Siblings are born for adversity and absurdity – Adventures with Abby
I’m fairly certain that the bond between siblings is one of the oddest and strongest relationships in this world.
Several days ago, while my parents were on a Zoom meeting in our living room, my high-school-aged brother and sister piled on my bed with me to watch Netflix on my laptop.
I ended up sitting squished in the middle, with my brother’s head jammed against my right shoulder and my sister squeezed into the space on my left, grabbing my arm during the scary parts.
Partway through an episode, I had a sudden flashback to the many childhood Christmas mornings when my siblings and I sat in my bed the same way, waiting for a reasonable time to go downstairs.
Siblings are peculiar friends.
We grow up in the same house, eat the same food and wear each other’s clothing. Essentially, our siblings know us better than just about any other human being.
This can be incredibly humbling.
For example, I am the loudest chewer in the world — at least according to my younger brother and sister. Apparently there were also several years of my life where my yawns sounded exactly like a squeaky old rocking chair.
At times, having siblings can be hurtful. I’ve taken my bad attitude out on my siblings more times than I can count, and they have returned the favor.
Yet when anyone outside the family hurts or insults a sibling, the others prepare for battle.
My blood boils when my brother tells me about neighbors who see his beautiful, dark Hispanic skin tone and suggest he find somewhere other than our neighborhood to ride his bike.

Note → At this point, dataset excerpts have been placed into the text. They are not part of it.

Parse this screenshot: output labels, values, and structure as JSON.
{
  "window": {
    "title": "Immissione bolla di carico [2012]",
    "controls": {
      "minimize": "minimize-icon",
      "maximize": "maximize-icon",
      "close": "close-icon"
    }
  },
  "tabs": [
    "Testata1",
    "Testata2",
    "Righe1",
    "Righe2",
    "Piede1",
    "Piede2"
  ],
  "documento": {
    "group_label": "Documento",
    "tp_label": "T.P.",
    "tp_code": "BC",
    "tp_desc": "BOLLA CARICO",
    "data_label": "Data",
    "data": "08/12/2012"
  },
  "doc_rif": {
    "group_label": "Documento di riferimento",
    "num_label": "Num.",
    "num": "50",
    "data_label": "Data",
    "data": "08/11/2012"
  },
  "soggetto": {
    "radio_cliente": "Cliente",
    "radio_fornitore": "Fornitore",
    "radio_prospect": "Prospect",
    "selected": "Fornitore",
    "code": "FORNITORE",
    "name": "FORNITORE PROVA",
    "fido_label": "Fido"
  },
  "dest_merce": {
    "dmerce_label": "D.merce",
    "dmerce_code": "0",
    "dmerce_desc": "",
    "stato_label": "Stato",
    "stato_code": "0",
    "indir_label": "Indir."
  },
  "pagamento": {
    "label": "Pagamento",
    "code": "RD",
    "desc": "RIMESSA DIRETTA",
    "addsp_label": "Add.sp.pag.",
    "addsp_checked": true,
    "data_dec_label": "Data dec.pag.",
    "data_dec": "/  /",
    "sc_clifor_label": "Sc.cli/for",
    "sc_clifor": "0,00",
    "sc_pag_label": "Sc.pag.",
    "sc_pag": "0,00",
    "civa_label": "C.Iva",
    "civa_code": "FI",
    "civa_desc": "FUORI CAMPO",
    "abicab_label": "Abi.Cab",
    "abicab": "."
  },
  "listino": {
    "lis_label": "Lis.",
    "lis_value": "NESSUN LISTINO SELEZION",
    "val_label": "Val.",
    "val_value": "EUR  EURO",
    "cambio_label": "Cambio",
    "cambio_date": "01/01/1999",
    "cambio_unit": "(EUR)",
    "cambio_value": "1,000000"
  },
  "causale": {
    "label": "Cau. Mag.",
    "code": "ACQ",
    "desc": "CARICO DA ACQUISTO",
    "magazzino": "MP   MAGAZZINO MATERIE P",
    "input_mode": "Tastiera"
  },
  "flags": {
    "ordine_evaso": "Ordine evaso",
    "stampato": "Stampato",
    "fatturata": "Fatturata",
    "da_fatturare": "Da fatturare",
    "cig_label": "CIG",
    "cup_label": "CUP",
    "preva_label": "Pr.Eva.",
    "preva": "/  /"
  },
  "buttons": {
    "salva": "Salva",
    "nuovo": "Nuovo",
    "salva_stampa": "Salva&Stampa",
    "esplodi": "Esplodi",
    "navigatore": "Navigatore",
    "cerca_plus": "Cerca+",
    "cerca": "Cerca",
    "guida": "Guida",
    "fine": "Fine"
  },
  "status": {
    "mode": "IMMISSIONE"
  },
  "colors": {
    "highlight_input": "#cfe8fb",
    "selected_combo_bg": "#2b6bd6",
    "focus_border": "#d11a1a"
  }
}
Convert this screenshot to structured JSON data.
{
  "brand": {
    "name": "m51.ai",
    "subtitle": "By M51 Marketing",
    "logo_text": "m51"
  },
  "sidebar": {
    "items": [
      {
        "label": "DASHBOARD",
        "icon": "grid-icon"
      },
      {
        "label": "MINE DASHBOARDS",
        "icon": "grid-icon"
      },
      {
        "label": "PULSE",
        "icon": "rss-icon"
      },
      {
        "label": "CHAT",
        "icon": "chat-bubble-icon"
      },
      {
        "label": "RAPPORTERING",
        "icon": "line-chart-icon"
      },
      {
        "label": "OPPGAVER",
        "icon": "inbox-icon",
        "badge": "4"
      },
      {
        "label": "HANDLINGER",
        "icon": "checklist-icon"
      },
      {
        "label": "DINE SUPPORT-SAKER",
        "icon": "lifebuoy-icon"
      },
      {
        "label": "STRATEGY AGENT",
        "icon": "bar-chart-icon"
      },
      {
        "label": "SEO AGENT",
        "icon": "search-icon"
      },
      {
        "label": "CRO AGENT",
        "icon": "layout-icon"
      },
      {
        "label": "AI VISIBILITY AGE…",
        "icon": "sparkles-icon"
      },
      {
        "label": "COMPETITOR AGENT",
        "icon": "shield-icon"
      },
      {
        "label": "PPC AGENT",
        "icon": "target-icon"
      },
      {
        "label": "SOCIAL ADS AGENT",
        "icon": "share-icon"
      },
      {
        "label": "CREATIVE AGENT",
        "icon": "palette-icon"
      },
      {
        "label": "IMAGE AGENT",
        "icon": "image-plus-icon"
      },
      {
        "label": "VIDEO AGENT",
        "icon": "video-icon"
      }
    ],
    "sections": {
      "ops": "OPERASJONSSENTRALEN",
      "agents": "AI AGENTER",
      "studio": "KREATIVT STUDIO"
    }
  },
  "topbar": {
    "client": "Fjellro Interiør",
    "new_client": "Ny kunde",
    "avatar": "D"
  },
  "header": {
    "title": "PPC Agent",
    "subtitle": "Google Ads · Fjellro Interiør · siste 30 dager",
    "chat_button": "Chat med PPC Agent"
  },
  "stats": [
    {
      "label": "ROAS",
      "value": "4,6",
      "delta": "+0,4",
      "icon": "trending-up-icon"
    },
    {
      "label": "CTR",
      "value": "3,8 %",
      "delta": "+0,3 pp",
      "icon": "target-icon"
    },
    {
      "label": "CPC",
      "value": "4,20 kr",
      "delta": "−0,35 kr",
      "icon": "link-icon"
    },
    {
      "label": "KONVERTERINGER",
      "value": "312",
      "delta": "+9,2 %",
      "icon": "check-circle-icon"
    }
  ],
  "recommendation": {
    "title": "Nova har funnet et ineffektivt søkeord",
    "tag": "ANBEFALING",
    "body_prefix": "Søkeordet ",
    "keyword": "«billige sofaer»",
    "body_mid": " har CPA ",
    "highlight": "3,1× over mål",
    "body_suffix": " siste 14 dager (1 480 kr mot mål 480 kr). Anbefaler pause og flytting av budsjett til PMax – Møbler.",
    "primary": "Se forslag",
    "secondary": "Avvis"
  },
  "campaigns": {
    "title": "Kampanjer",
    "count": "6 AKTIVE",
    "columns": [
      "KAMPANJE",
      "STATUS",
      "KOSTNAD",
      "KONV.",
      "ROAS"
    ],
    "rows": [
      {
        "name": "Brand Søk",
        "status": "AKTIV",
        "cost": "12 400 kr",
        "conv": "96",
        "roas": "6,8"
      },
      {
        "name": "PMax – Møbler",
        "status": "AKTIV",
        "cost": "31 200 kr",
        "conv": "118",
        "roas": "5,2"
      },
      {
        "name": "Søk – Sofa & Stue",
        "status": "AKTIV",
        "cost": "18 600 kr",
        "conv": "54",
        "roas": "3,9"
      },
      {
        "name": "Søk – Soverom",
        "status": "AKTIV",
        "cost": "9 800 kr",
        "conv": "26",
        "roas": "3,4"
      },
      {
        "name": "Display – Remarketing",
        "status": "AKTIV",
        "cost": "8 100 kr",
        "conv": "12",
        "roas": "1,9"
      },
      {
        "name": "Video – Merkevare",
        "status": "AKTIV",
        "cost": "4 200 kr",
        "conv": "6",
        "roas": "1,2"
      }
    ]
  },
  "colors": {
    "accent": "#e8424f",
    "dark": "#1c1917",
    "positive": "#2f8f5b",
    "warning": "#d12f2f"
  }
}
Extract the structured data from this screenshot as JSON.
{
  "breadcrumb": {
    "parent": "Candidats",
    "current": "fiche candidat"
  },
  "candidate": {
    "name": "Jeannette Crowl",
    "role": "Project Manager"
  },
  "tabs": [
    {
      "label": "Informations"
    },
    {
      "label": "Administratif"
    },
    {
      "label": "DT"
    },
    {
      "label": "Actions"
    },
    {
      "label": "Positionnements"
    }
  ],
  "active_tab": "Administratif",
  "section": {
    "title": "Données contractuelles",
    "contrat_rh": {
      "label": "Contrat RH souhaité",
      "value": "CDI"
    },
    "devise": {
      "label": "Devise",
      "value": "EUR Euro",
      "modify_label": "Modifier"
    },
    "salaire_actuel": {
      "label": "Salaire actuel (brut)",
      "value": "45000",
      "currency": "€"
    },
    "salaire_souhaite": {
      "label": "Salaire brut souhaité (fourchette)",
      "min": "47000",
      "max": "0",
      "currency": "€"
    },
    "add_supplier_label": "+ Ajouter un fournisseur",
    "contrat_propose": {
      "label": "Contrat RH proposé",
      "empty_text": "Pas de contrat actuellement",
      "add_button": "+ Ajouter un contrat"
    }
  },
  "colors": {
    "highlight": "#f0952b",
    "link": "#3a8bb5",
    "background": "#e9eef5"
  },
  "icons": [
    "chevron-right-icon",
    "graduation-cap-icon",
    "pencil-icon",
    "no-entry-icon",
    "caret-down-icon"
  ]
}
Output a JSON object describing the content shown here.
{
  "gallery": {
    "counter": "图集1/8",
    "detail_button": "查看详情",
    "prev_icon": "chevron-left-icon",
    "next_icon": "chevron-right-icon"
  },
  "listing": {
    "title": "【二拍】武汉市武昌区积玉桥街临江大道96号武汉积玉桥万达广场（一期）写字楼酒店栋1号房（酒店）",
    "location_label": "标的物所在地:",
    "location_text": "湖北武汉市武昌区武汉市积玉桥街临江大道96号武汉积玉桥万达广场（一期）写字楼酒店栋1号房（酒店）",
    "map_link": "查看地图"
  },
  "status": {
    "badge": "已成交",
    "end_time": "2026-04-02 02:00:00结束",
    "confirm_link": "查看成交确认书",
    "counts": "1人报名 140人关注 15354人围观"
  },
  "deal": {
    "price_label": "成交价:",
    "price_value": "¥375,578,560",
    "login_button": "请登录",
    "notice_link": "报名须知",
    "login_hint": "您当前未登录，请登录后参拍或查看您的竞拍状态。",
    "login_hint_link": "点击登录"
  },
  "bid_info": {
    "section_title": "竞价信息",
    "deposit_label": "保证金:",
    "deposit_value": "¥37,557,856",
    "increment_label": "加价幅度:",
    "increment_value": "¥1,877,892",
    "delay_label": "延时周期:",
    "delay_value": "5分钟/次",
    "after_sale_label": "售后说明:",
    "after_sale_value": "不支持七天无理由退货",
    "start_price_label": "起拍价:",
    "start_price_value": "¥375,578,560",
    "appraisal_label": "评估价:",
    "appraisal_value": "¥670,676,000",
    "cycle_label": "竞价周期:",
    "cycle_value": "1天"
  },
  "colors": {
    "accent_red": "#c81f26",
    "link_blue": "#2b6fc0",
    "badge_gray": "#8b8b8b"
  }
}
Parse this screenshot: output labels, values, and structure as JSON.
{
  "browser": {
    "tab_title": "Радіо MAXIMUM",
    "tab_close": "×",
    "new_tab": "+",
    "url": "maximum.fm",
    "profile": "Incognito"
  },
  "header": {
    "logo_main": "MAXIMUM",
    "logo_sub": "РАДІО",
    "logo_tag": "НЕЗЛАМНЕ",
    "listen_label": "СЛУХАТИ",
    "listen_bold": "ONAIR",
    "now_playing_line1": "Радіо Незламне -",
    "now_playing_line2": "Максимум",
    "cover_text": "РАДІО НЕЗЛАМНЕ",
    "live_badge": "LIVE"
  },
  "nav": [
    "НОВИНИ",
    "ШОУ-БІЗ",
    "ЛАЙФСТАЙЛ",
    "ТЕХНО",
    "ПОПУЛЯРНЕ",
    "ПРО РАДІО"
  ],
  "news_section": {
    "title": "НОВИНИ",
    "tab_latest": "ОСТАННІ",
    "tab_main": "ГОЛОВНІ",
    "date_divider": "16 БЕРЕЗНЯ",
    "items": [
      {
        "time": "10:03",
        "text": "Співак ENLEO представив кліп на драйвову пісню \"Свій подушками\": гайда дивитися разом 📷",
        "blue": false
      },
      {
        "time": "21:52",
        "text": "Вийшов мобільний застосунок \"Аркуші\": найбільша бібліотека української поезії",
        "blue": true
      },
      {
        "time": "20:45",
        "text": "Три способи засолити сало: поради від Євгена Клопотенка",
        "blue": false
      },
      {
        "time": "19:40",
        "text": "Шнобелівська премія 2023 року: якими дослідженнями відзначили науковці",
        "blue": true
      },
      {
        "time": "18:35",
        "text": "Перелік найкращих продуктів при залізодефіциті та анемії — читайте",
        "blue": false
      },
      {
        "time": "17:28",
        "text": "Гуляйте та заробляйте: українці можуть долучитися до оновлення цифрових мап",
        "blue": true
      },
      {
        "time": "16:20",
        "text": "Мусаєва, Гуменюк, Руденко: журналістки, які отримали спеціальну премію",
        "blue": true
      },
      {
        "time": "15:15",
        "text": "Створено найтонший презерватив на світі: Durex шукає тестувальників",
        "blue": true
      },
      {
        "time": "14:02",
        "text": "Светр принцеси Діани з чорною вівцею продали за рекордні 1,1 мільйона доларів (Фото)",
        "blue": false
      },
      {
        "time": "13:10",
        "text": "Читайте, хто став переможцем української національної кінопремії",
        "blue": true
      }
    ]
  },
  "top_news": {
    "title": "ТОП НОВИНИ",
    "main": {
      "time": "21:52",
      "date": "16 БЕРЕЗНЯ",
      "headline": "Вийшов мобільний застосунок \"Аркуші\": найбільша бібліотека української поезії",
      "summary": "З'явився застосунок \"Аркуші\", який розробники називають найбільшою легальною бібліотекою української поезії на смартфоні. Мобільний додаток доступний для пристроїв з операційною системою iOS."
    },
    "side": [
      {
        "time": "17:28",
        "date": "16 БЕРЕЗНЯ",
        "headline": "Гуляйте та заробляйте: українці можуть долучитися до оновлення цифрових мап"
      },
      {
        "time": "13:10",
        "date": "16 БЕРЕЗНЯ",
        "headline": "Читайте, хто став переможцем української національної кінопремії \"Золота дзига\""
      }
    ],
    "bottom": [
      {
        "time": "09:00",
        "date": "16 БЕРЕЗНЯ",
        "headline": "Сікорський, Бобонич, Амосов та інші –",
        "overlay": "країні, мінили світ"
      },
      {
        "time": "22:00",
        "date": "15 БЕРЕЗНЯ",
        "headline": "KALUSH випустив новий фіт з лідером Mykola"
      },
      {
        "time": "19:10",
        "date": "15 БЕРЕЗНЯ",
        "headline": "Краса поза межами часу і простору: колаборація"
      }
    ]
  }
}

When someone slights my sister or takes advantage of her non-confrontational nature, it is all I can do not to fight them — which is saying something, since I am about as fit as a tomato and equally as unskilled in combat.
In turn, my siblings have both offered to fight people who have hurt me. In fact, there are times where I think I’d be more worried about introducing a guy to my siblings than I would my parents.
Having siblings also means you have your own form of communication. Instead of saying goodbye, my sister just declared, “Remember, communism is a flawed form of government,” and left.
I have often greeted my brother by shoving my phone in his face and asking, “Do you want to see this funny meme? Of course you do, move over.”
My siblings and I often have entire conversations composed of pop culture references, which causes our mother more than a little confusion.
Sometimes, you don’t even need words. My personal favorite is the knowing look that says “the thing that just happened is absolutely hilarious but we’re not going to talk about it,” followed closely by the “I see you are uncomfortable. Is there anything I can do about it?” look.
Because, despite the occasional frustrations and fights, we love each other and look out for each other.
While we’re cooped up at home, I encourage you to take the time to appreciate your siblings. They are a gift.